In 1879, Dr. McCauley began an association between Dickinson College and the Carlisle Indian School that continued almost forty years. The Indian School was less than two miles from the campus of Dickinson College in Carlisle, Pennsylvania. The long association began upon the opening of the Indian School at Carlisle Barracks when Dr. McCauley led the first worship service. It was Mrs. Pratt, wife of Superintendent Captain Richard Henry Pratt, who had initiated the contact between the Indian School and Dickinson. Upon Pratt's absence one Sunday, Mrs. Pratt wrote to President McCauley and requested his aid as a minister which he graciously accepted. The relationship did not stop there, with Captain Pratt noting that "from that time forward Dr. McCauley became an advisor and most valued friend to the school" and "we had the advantage of contacting and contending with our distinguished neighbor, Dickinson College, with its more than a century of success in developing strong and eminent men to fill the highest places in our national life." Thereafter, Dr. McCauley helped Pratt to develop a Board of Trustees and a Board of Visitors composed of different heads of leading national educational institutions and wealthy donors. The Indian school was only partly supported by government funds and was heavily dependent upon private philanthropy. Dickinson College professors served as chaplains and special faculty to the Indian School. Professor Charles Francis Himes, Dr. George Edward Reed, Stephen Baird and Joshua Lippincott fostered the relationship between the institutions through religious services, advisory meetings, lectures and commencement speeches. The presence of Native Americans on campus generated great enthusiasm among Dickinson students, and they volunteered services, observed teaching methods and participated in events. The October 24, 1896 Dickinsonian "On the Campus" section tells of the new volunteer Sunday School teachers from the Dickinson chapter of the YMCA. It further declares that those who work with Indian boys "enjoy a rare privilege." In addition, at the time of annual Indian School commencement, it was traditional for a half day holiday to be given so Dickinson students could attend the "very interesting exercises." Dickinson College also provided Carlisle Indian School students with access to the Dickinson Preparatory School ("Conway Hall") and college level education.

==Later years==
In 1883, Lafayette College in Easton, Pennsylvania, awarded him a Doctor of Laws (LL.D.) In 1888, at the age of 66, McCauley resigned as President of Dickinson College and returned to the pastorate. He later combined his preaching with a professorship of theology and Hebrew at Morgan College, now Morgan State University, in Baltimore, Maryland.

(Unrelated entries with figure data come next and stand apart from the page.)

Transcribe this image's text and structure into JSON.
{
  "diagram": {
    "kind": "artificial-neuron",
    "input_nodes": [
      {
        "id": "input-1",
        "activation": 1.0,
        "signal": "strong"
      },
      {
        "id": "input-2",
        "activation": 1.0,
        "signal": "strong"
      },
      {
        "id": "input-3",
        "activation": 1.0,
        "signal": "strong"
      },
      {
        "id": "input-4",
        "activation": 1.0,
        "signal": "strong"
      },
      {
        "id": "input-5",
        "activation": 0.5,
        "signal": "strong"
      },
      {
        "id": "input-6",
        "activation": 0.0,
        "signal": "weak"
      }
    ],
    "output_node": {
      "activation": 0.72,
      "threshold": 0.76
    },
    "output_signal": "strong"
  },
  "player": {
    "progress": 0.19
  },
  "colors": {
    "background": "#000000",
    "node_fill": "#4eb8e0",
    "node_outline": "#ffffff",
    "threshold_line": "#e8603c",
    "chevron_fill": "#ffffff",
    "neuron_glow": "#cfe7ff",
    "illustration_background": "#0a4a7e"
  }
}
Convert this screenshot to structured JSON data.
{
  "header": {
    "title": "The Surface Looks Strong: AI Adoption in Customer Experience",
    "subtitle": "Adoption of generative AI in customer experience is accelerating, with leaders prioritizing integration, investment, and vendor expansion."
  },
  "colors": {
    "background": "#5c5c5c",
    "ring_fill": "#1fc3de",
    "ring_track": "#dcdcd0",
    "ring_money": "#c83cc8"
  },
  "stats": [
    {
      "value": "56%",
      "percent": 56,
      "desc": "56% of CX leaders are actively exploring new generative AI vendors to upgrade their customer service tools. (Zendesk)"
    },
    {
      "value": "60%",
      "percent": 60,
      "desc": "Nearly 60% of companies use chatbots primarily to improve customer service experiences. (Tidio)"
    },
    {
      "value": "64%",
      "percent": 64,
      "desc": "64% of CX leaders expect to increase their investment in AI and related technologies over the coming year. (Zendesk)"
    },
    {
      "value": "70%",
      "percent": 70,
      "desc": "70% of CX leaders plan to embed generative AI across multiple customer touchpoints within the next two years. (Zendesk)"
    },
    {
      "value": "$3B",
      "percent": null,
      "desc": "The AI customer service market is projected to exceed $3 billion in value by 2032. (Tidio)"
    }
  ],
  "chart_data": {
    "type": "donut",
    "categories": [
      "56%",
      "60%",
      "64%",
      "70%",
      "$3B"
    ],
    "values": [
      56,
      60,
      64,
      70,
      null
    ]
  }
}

Reverend James Andrew McCauley died on December 12, 1896, in Baltimore, Maryland, at the age of 74.

==McCauley Memorial Room==
On June 6, 1925, the McCauley Memorial Room in Old West at Dickinson College was dedicated in his memory, the gift of one of his students, Lemuel T. Appold, class of 1882. The room was intended to serve the students as a recreation and study room, but also became the site for several decades of meetings of the faculty with the president of the College.